Zulip Chat Archive

Stream: new members

Topic: binet's formula

Lawrence Lin (Feb 28 2023 at 02:07):

hi guys!! i'm trying to divide both sides by x, but... i'm not sure how.

lemma binet_lemma (x : ℝ) (hx : x^2 = x + 1) (n : ℕ) (hn : n > 0) : x^n = x*(fib n) + fib (n-1) :=
begin
  cases n,
  { exfalso, linarith, },
  { induction n with n,
      { simp [fib], },
      {
        have H1 : x * ↑(fib (n + 1)) + ↑(fib n.succ) = (x + 1) * fib(n+1),
        { linarith, },
        rw [fib_rule],
        simp,
        rw [mul_add, add_assoc, H1, ←hx],
        by_cases x = 0,
        { exfalso, rw h at hx, linarith, },
        {

        },
      },
  },
end

that is, showing x ^ n.succ.succ = x * ↑(fib n) + x ^ 2 * ↑(fib (n + 1)) when divided by both sides with x gives the hypothesisn_ih

Adam Topaz (Feb 28 2023 at 02:14):

You can use tactic#apply_fun and apply the function which is division by x. You will then need to probe that this function is injevtive.

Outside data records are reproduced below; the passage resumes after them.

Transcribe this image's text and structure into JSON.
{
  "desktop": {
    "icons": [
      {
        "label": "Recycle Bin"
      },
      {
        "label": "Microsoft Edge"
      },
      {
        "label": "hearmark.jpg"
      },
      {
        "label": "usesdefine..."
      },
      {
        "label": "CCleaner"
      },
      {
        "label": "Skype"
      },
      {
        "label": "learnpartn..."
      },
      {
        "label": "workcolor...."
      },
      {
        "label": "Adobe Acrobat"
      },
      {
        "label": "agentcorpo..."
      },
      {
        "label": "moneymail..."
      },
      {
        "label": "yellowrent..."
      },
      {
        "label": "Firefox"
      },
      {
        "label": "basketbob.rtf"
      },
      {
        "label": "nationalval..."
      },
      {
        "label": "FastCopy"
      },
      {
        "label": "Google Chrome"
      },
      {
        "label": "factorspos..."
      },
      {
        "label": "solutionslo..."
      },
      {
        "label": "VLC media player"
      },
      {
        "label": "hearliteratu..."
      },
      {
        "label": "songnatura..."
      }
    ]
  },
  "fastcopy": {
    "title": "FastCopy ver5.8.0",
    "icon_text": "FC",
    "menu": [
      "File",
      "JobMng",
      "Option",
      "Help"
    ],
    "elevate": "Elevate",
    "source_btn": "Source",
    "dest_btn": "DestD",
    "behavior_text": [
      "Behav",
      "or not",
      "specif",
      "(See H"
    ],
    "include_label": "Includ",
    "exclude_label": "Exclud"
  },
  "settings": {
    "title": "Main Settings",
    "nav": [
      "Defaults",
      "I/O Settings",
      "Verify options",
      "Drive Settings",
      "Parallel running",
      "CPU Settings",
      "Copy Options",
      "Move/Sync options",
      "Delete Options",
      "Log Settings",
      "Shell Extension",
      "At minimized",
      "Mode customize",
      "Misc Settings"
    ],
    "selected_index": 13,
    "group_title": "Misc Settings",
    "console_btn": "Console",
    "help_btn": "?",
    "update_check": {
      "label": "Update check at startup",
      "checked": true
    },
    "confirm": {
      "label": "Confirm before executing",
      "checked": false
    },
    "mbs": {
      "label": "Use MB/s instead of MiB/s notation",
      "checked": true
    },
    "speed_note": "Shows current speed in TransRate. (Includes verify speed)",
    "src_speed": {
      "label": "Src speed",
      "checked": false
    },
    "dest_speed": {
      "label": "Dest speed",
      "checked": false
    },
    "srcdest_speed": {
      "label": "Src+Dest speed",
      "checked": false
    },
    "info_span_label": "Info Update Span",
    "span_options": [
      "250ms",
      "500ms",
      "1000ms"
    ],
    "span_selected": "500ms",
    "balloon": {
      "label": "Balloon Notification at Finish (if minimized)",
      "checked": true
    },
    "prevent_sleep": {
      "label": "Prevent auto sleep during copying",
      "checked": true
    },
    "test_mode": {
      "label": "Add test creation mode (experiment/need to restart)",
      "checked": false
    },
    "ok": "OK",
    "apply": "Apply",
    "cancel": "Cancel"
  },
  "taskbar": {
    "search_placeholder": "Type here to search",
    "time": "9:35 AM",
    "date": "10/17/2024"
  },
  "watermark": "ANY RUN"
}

Adam Topaz (Feb 28 2023 at 02:14):

If you're looking for more detailed help, then a #mwe would be helpful

Lawrence Lin (Feb 28 2023 at 02:18):

how do i invent division?

Junyan Xu (Feb 28 2023 at 04:17):

I guess you can simply rw ← mul_left_inj' h
docs#mul_left_inj'

Last updated: Dec 20 2023 at 11:08 UTC